Audio By Carbonatix
The Bank of Ghana (BoG) has maintained that its foreign exchange (forex) market intervention for the first quarter of 2025 has not depleted its reserves.
The BoG, according to what JOYBUSINESS has picked up added US$1.6 billion to its reserves for the first six months of the year, surpassing the International Monetary Fund’s (IMF) reserve build-up target of US$493 million for the first half of 2025.
The development has moved the BoG’s Gross Reserves to US$11 billion, representing 4.8 months of import cover.
Background
The IMF in its Staff report submitted to its board as part of the fourth programme review revealed that the BoG sold $1.4 billion in foreign exchange during the first quarter of 2025.

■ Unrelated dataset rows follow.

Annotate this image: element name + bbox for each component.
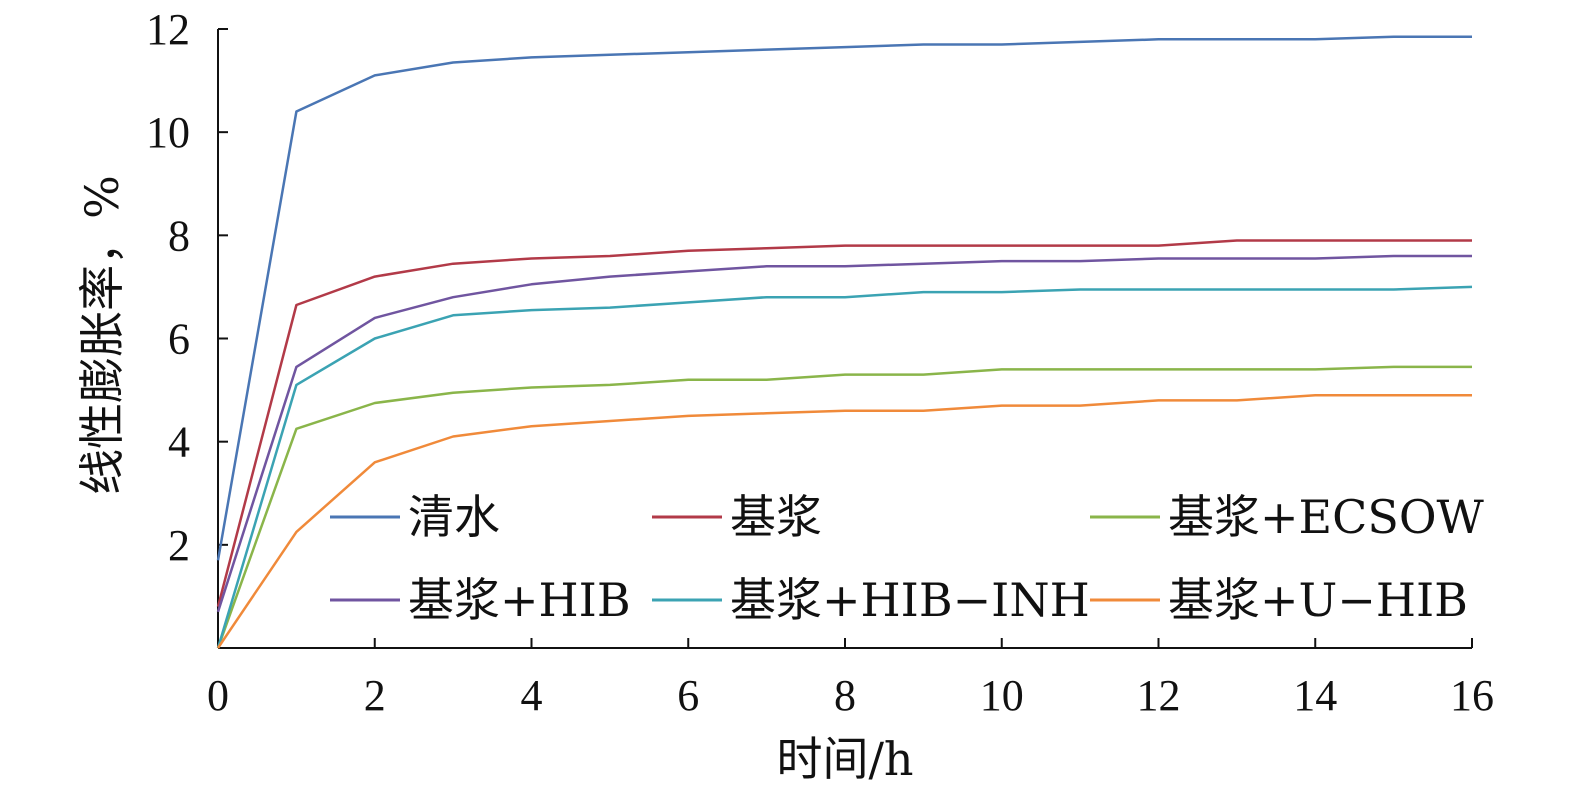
y-axis-title: 线性膨胀率，% — [75, 175, 129, 495]
legend-item: 基浆+HIB — [330, 573, 631, 627]
x-tick-label: 8 — [834, 671, 856, 720]
x-tick-label: 4 — [521, 671, 543, 720]
legend-label: 基浆+U−HIB — [1168, 573, 1468, 627]
y-tick-label: 6 — [168, 315, 190, 364]
legend-label: 基浆+HIB — [408, 573, 631, 627]
legend-label: 基浆+HIB−INH — [730, 573, 1090, 627]
legend-item: 基浆+HIB−INH — [652, 573, 1090, 627]
y-tick-label: 4 — [168, 418, 190, 467]
y-ticks: 2 4 6 8 10 12 — [146, 5, 228, 570]
legend-item: 清水 — [330, 490, 500, 544]
x-tick-label: 12 — [1137, 671, 1181, 720]
series-line-4 — [216, 285, 1473, 649]
series-line-1 — [216, 239, 1472, 608]
series-line-0 — [216, 35, 1472, 561]
series-line-3 — [216, 254, 1472, 613]
legend-label: 基浆 — [730, 490, 822, 544]
x-ticks: 0 2 4 6 8 10 12 14 16 — [207, 638, 1494, 720]
x-tick-label: 16 — [1450, 671, 1494, 720]
x-tick-label: 2 — [364, 671, 386, 720]
x-tick-label: 6 — [677, 671, 699, 720]
y-tick-label: 8 — [168, 211, 190, 260]
x-axis-title: 时间/h — [776, 732, 913, 786]
y-tick-label: 12 — [146, 5, 190, 54]
legend: 清水 基浆 基浆+ECSOW 基浆+HIB 基浆+HIB−INH 基浆+U−HIB — [330, 490, 1485, 627]
series-line-5 — [216, 393, 1472, 649]
x-tick-label: 10 — [980, 671, 1024, 720]
x-tick-label: 14 — [1293, 671, 1337, 720]
legend-label: 基浆+ECSOW — [1168, 490, 1485, 544]
legend-item: 基浆+U−HIB — [1090, 573, 1468, 627]
series-line-2 — [216, 365, 1472, 649]
axes: 0 2 4 6 8 10 12 14 16 2 4 6 8 10 12 — [146, 5, 1494, 720]
y-tick-label: 10 — [146, 108, 190, 157]
x-tick-label: 0 — [207, 671, 229, 720]
legend-item: 基浆+ECSOW — [1090, 490, 1485, 544]
series-lines — [216, 35, 1473, 649]
y-tick-label: 2 — [168, 521, 190, 570]
legend-item: 基浆 — [652, 490, 822, 544]
legend-label: 清水 — [408, 490, 500, 544]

“The Bank of Ghana’s footprint in the FX market continued to increase. Large-scale FX intervention continued in 2025, reaching $1.4 billion in the first quarter,” the IMF report said.

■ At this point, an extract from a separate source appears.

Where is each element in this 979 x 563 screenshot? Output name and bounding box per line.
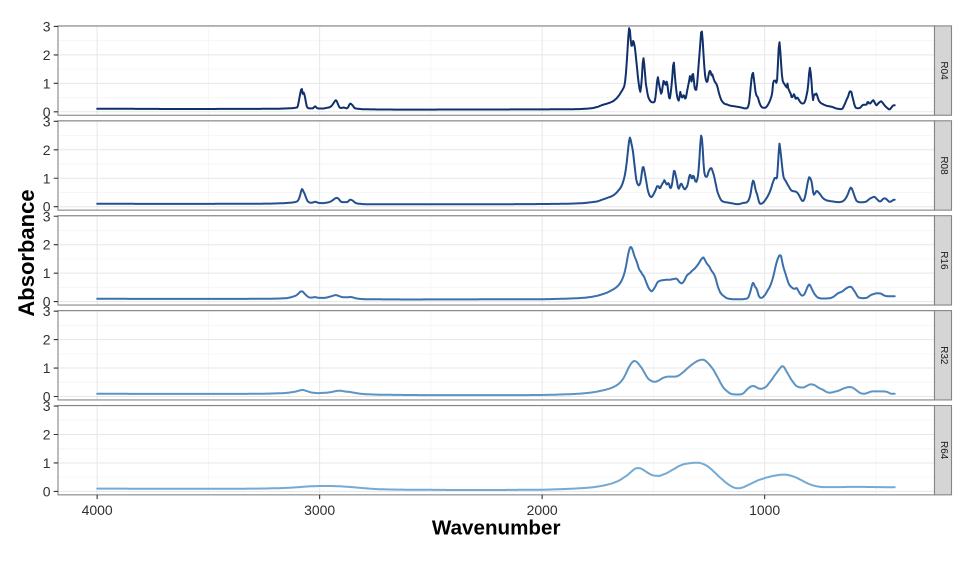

It observed that, “this action by the BoG contributed to the about 60 percent appreciation of the Ghana cedi against the dollar between November 2024 and May 2025”.
The IMF said this marked a sharp acceleration in market activity, surpassing the total $1 billion the bank injected across all of 2023.
“In 2024, interventions rose further to $3 billion with $2 billion sold in the fourth quarter alone, ahead of the general election” the IMF revealed.
BoG on market intervention
The BoG has explained that the $1.4 billion sold to support market activities and commercial banks demand was part of a strategy to redistribute proceeds from its gold purchase to the market.
JOYBUSINESS understands that, under the Gold Purchase Programme, proceeds have been centralized through the bank and as a result there is the need to redistribute the foreign exchange resources back to the market to ensure that the foreign exchange market remains liquid.
“In the past, some of these funds were being channeled through the commercial banks” persons with knowledge of the programme have explained to JOYBUSINESS.
Since the launch of the Gold-for-Reserve programme, the funds have come through the central bank within the Gold-for-Reserve programme.
Data from the central bank shows that for the first quarter of 2025, the Gold-for-Reserve programme earned the BoG a total of US$1.458 billion.
The BoG, as a matter of policy, redistributed the amount back to the economy and sold back US$1.442 billion.
However, sources say, the arguments and explanation could not be captured in the IMF Staff report, before it was submitted to its board for the fourth review programme.
The BoG has maintained that it does not dispute the numbers captured in the IMF staff report but however, wishes to state that they are re-cycled resources from the Gold-for-Reserve programme and that the activity has not in any way impaired its reserve accumulation efforts.